Frank Nitsche: Chloé Top, Versace pants, oeuvres récentes

16 May - 18 July 2009 Cloître Saint-Merri I & II - Paris

Frank Nitsche was born in 1964 in Görlitz, in the former GDR. He studied at the Dresden Academy at the time of the fall of the Berlin Wall and has been living and working in the German capital for nearly ten years. After two exhibitions at the Galerie Nathalie Obadia in 2002 and 2006, he returns with the exhibition Chloé Top, Versace Pants and presents a series of recent paintings.
Nitsche favors a palette alternating acid and pastel colors. His geometric abstractions have their origins in constructivist painting. At first glance, these paintings show a flat, polished surface. However, a closer look reveals a set of drips, stains and pasty touches closer to the American abstraction of Frank Stella and Peter Halley. In these compositions, futuristic forms regularly appear, evoking the artist's passion for speed and industrial design. We also find traces of travel: Egypt, America from where he brings back magazines, photographs ...
As in Berlin at the Galerie Max Hetzler in 2008, Frank Nitsche punctuates the exhibition with a long column Glutney Reggae Latte, 2009, made of various beverage cans covered with stickers, as many visual signs composing his travel archives.
Nitsche's recent paintings are characterized by the collision of angles and surfaces. Contours intersect, creating the illusion of fantastic depth, which more than ever seems to be fed by architectural sources. Thick surfaces in dominant shades of red and pink are striated by multiple interlocking lines, producing an optical effect similar to the vibrations of a computer graphic. Frank Nitsche elaborates his paintings through an extensive image bank that has been carefully classified for years. By superimposing perspectives, the artist creates an illusion of depth and a tension between abstraction and representation.
Frank Nitsche's work occupies a very original pictorial position within a German scene that is characterized by a particular attraction to the figurative and the narrative. It thus finds a privileged place within a broader reflection on the way of apprehending today's abstract pictorial research.

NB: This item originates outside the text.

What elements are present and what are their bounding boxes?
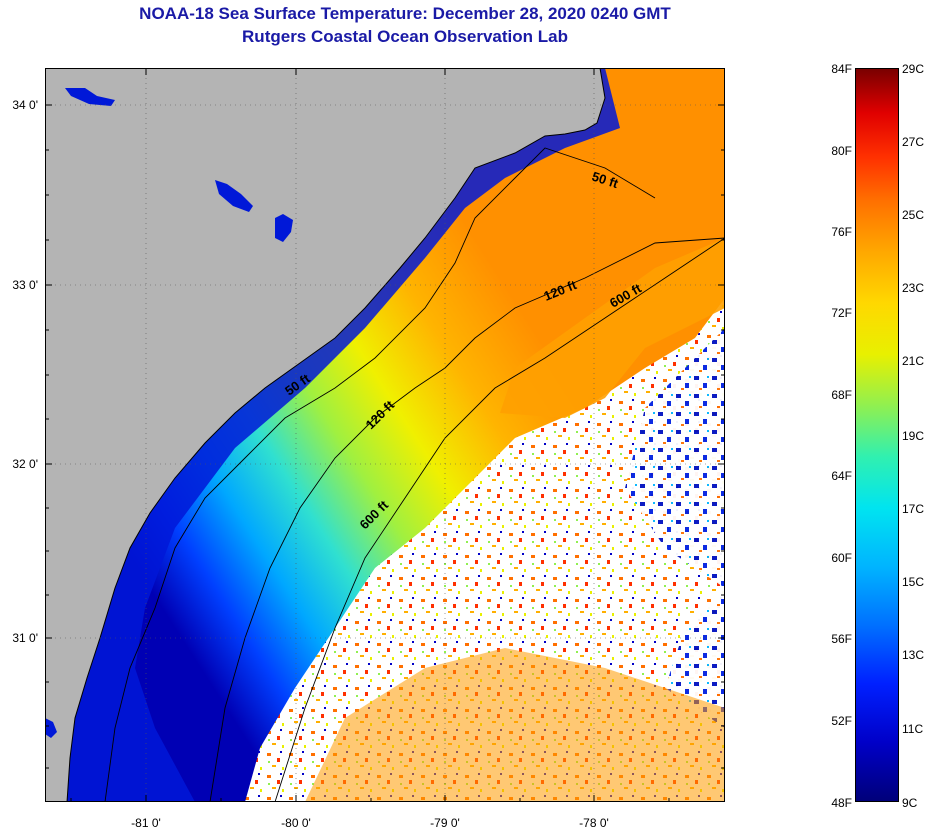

Frank Nitsche has exhibited regularly in his galleries in Germany since 1994 and in the United States. He is present in numerous public collections such as the Centre Pompidou, the Tate Modern in London and the Ludwig Museum in Cologne.

Two solo exhibitions of the artist were organized in 2007 at the Museum of Modern and Contemporary Art in Strasbourg and the FRAC Auvergne, Clermont-Ferrand. He has also participated in numerous group exhibitions including: MUDAM - Musée d'Art Moderne Grand-Duc Jean, Luxemburg (2007); ZKM Museum für Neue Kunst, Karlsruhe (2006), Tate Modern, London (2006), Prague Biennale 2 (2005), Centre Pompidou, Paris (2004).